Yuniza menggeleng. "Aku mau pulang."
"Minum dulu. Kami punya kue dan buah. Atau kamu mau es krim?"
Yuniza ingin tertawa. Es krim? Dia? Memangnya Adnan lupa dia itu perempuan dewasa, bukannya anak-anak?
"Aku mau pulang aja." Yuniza tidak mau berlama-lama di dekat Adnan. Dia takut tambah terpesona oleh ketampanan pria itu.
"Kamu ke sini naik apa?"
"Taksi."
"Biar saya antar pulang."
"Nggak usah. Rumah aku jauh. Kamu jaga Akbar aja."
"Sebentar lagi, abang dan kakaknya pulang. Akbar bisa dijaga mereka. Jangan buat saya merasa bersalah karena sudah bikin kamu repot-repot ke sini, tapi tega membiarkan kamu pulang sendirian."
Kamu lebih tega karena nolak aku, sindir Yuniza dalam hati.
"Rumah aku di Jakarta Timur. Daerah macet. Yakin mau nganter?" Yuniza melihat Akbar tengah mengawasi mereka dari meja makan.
"Saya bisa. Nggak masalah. Asal kamu mau tunggu sebentar sampai anak-anak saya yang lain pulang."
Rasanya masih sukar dipercaya pria semuda Adnan sudah punya tiga buntut. Sayangnya dia sudah melihat sendiri abangnya Akbar. Seperti apa anak Adnan yang lain?
Yuniza mengalah. Dia menerima tawaran itu. Toh, dia ingin lihat bagaimana anak lain Adnan yang belum dia lihat.
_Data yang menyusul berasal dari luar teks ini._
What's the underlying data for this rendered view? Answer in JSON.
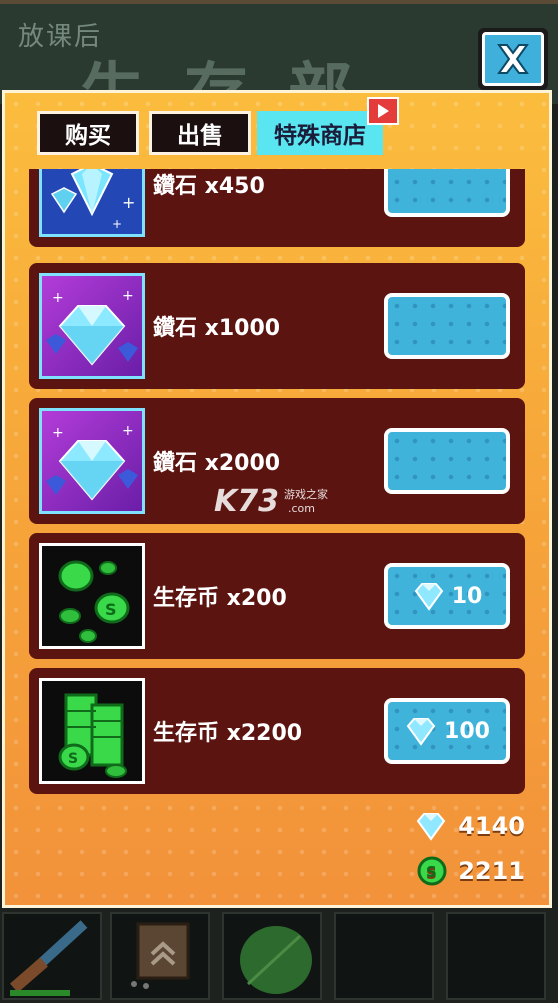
{
  "background": {
    "chalk_small": "放课后",
    "chalk_big": "生存部"
  },
  "close_button": {
    "icon": "close-x-icon"
  },
  "tabs": [
    {
      "label": "购买",
      "active": false
    },
    {
      "label": "出售",
      "active": false
    },
    {
      "label": "特殊商店",
      "active": true
    }
  ],
  "tab_badge_icon": "play-arrow-icon",
  "items": [
    {
      "name": "鑽石 x450",
      "thumb": "diamond-stack-icon",
      "thumb_style": "blue",
      "price": "",
      "price_icon": ""
    },
    {
      "name": "鑽石 x1000",
      "thumb": "diamond-pile-icon",
      "thumb_style": "purple",
      "price": "",
      "price_icon": ""
    },
    {
      "name": "鑽石 x2000",
      "thumb": "diamond-pile-icon",
      "thumb_style": "purple",
      "price": "",
      "price_icon": ""
    },
    {
      "name": "生存币 x200",
      "thumb": "green-coins-icon",
      "thumb_style": "black",
      "price": "10",
      "price_icon": "diamond-icon"
    },
    {
      "name": "生存币 x2200",
      "thumb": "green-coin-stack-icon",
      "thumb_style": "black",
      "price": "100",
      "price_icon": "diamond-icon"
    }
  ],
  "currencies": {
    "diamonds": "4140",
    "coins": "2211"
  },
  "watermark": {
    "brand": "K73",
    "tagline": "游戏之家",
    "domain": ".com"
  },
  "colors": {
    "panel_top": "#fbbd3e",
    "panel_bottom": "#f2923a",
    "item_bg": "#5b1410",
    "button_blue": "#3fb3da",
    "tab_active": "#59e6f0"
  }
}
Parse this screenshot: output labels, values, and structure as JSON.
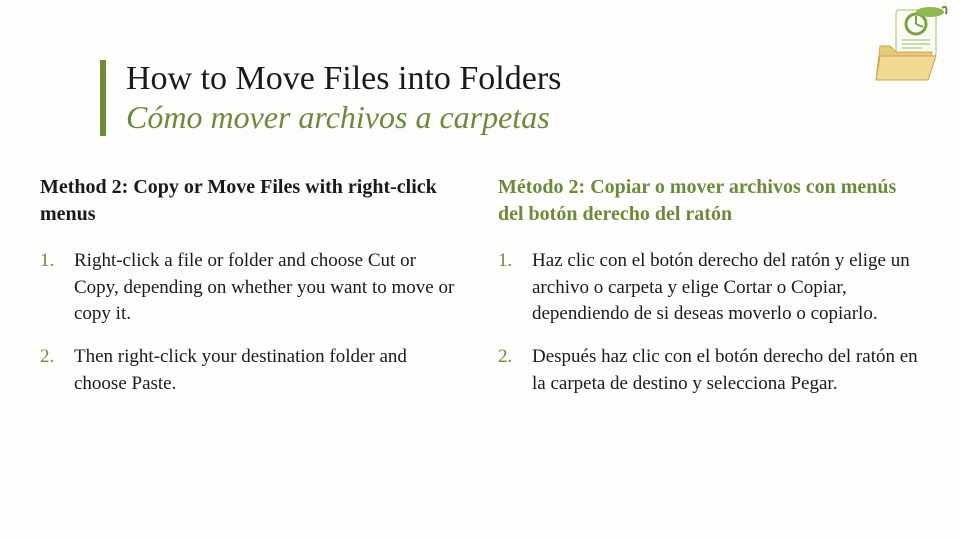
{
  "header": {
    "title_en": "How to Move Files into Folders",
    "title_es": "Cómo mover archivos a carpetas"
  },
  "left": {
    "heading": "Method 2: Copy or Move Files with right-click menus",
    "steps": [
      "Right-click a file or folder and choose Cut or Copy, depending on whether you want to move or copy it.",
      "Then right-click your destination folder and choose Paste."
    ]
  },
  "right": {
    "heading": "Método 2: Copiar o mover archivos con menús del botón derecho del ratón",
    "steps": [
      "Haz clic con el botón derecho del ratón y elige un archivo o carpeta y elige Cortar o Copiar, dependiendo de si deseas moverlo o copiarlo.",
      "Después haz clic con el botón derecho del ratón en la carpeta de destino y selecciona Pegar."
    ]
  },
  "icon": "folder-document-icon"
}
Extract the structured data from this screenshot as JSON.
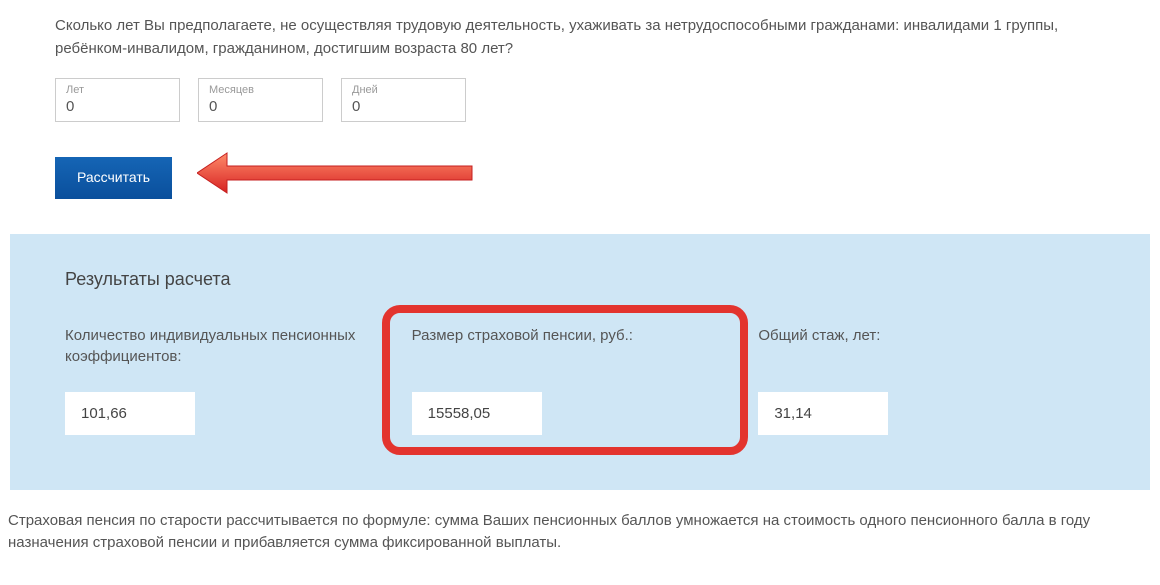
{
  "question": "Сколько лет Вы предполагаете, не осуществляя трудовую деятельность, ухаживать за нетрудоспособными гражданами: инвалидами 1 группы, ребёнком-инвалидом, гражданином, достигшим возраста 80 лет?",
  "inputs": {
    "years": {
      "label": "Лет",
      "value": "0"
    },
    "months": {
      "label": "Месяцев",
      "value": "0"
    },
    "days": {
      "label": "Дней",
      "value": "0"
    }
  },
  "button": {
    "label": "Рассчитать"
  },
  "results": {
    "title": "Результаты расчета",
    "points": {
      "label": "Количество индивидуальных пенсионных коэффициентов:",
      "value": "101,66"
    },
    "pension": {
      "label": "Размер страховой пенсии, руб.:",
      "value": "15558,05"
    },
    "stage": {
      "label": "Общий стаж, лет:",
      "value": "31,14"
    }
  },
  "footer": "Страховая пенсия по старости рассчитывается по формуле: сумма Ваших пенсионных баллов умножается на стоимость одного пенсионного балла в году назначения страховой пенсии и прибавляется сумма фиксированной выплаты."
}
Kenapa sih rumah besar nggak masang foto keluarga? Yuniza menyisir dinding dan lemari laci. Tak ada foto satu pun.
###
25/06/2023
Kenapa anak kecil kaya pamer gitu? Omar lah... Akbar lah...
Kalo menurutku, yah namanya bocah 🤣 yang tuaan aja demen pamer *eeeh
Mereka lagi di usia tertarik sama hubungan sosial. Keinginan untuk interaksi, bagi-bagi pengetahuan, dan 'Nampil' tu kuat dari dalam diri.